El anarquismo está caracterizado por su actitud ante el parlamentarismo y el estatalismo. Esta actitud ha sido ampliamente justificada por el curso de la historia; pero también nos puede llevar a una paralización mental que, en teoría no es menos dogmática que el radicalismo electoral corrompido, en la práctica. Así si el municipalismo libertario se construye como política orgánica, esto es, una política que emerge de la base de la asociación superior humana, yendo hacia la creación de un cuerpo político auténtico y de formas de participación ciudadanas; posiblemente sea éste el último reducto de un socialismo orientado hacia instituciones populares descentralizadas. Un elemento importante dentro de la aproximación al municipalismo libertario es la posibilidad de evocar tradiciones vivas para legitimar nuestras peticiones, tradiciones que, aunque son fragmentarias e irregulares, aún ofrecen potencialidad para una política de participación con una respuesta de dimensiones globales al Estado. La Comuna está enterrada todavía en los Consejos de la ciudad (plenos de ayuntamiento); las secciones están escondidas en los barrios; y la asamblea de ciudad está en los ayuntamientos; encontramos formas confederales de asociación municipal escondidas en los vínculos regionales de pueblos y ciudades. Recuperar un pasado que puede vivir y funcionar con fines libertarlos, no es, ni mucho menos, estar cautivo de la tradición, sino que se trata de hilar conjuntamente los objetivos humanos únicos de asociación que permanecen como cualidades inherentes al espíritu humano —la necesidad de la comunidad como tal—, y que han surgido repetidas veces en el pasado. Permanecen en el presente como esperanzas que acaban de nacer, pero que la gente tiene consigo en todas épocas, saliendo a la superficie en los momentos de acción y libertad. 

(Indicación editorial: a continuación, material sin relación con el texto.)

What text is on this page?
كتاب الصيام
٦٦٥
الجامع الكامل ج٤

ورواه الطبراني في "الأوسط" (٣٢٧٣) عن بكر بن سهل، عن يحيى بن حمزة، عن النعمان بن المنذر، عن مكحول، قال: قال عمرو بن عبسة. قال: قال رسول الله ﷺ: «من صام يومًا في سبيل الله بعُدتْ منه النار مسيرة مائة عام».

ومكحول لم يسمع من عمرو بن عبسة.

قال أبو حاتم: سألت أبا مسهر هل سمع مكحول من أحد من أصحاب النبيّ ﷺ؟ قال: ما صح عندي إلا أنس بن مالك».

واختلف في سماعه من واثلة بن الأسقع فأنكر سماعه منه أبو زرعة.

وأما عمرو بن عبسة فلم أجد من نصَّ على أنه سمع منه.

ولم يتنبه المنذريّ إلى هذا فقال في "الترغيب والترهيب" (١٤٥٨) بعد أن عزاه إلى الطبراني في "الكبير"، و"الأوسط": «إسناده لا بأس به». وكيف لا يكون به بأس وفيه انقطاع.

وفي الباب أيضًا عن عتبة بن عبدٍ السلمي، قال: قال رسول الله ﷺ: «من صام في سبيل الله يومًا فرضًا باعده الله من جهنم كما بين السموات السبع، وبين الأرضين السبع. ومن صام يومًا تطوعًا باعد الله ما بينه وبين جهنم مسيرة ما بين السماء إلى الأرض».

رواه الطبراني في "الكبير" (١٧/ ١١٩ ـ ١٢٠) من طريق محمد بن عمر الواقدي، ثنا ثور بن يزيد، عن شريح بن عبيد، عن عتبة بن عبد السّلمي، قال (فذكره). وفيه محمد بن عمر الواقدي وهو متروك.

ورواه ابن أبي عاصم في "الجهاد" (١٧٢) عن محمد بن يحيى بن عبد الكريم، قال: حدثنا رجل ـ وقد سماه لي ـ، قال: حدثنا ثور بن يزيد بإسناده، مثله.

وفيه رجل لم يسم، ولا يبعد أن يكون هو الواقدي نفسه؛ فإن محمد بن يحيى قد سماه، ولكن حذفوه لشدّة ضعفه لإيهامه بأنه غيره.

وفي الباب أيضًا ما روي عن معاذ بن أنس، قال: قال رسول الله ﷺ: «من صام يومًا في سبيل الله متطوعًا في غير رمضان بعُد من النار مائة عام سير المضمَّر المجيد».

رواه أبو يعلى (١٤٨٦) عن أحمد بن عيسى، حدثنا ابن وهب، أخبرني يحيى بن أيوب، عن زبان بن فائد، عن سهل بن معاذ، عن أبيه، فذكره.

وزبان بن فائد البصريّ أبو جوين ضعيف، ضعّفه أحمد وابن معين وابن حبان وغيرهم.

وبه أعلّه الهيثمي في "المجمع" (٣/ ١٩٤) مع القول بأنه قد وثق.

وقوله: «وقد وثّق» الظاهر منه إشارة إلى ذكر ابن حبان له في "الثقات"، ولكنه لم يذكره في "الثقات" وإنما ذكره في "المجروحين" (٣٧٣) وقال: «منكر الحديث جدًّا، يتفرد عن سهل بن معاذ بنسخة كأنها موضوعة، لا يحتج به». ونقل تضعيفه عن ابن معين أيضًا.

Estas tesis nos anticipan la visión de la posibilidad de un municipalismo libertario, y una nueva política definible como un doble poder, que puede ser contrapuesto mediante las asambleas y las formas confederales al Estado. Tal como están ahora las cosas en el mundo orwelliano de la década de los 80, esta perspectiva de un poder doble es sin duda una posibilidad de las más importantes, entre otras, que los libertarlos pueden desarrollar sin comprometer sus principios antiautoritarios. Es más, estas tesis, apuntan la posibilidad de una política orgánica basada en formas participativas tan radicales de asociación civil, no excluyentes de la posibilidad de que los anarquistas cambien los cuadros de las ciudades y pueblos, y convaliden la existencia de instituciones democráticas directas. Y si este tipo de actividad lleva a los anarquistas a los plenos de los ayuntamientos, no hay razón para que tal política tenga que ser parlamentaria, máxime cuando mantiene un nivel civil y está conscientemente opuesta al Estado. [2] Es curioso que muchos anarquistas que celebran la existencia de las empresas industriales «colectivizadas», tanto en un sitio como en otro, y todo ellos con gran entusiasmo a pesar de que se forma parte del entramado económico burgués y que tiene una visión de la política municipal que considera con repugnancia las «elecciones» de cualquier tipo; sobre todo cuando la política está estructurada en torno a las asambleas de barrio, a los delegados revocables, a las formas de contabilidad radicalmente democráticas y a los vínculos locales fuertemente enraizados. 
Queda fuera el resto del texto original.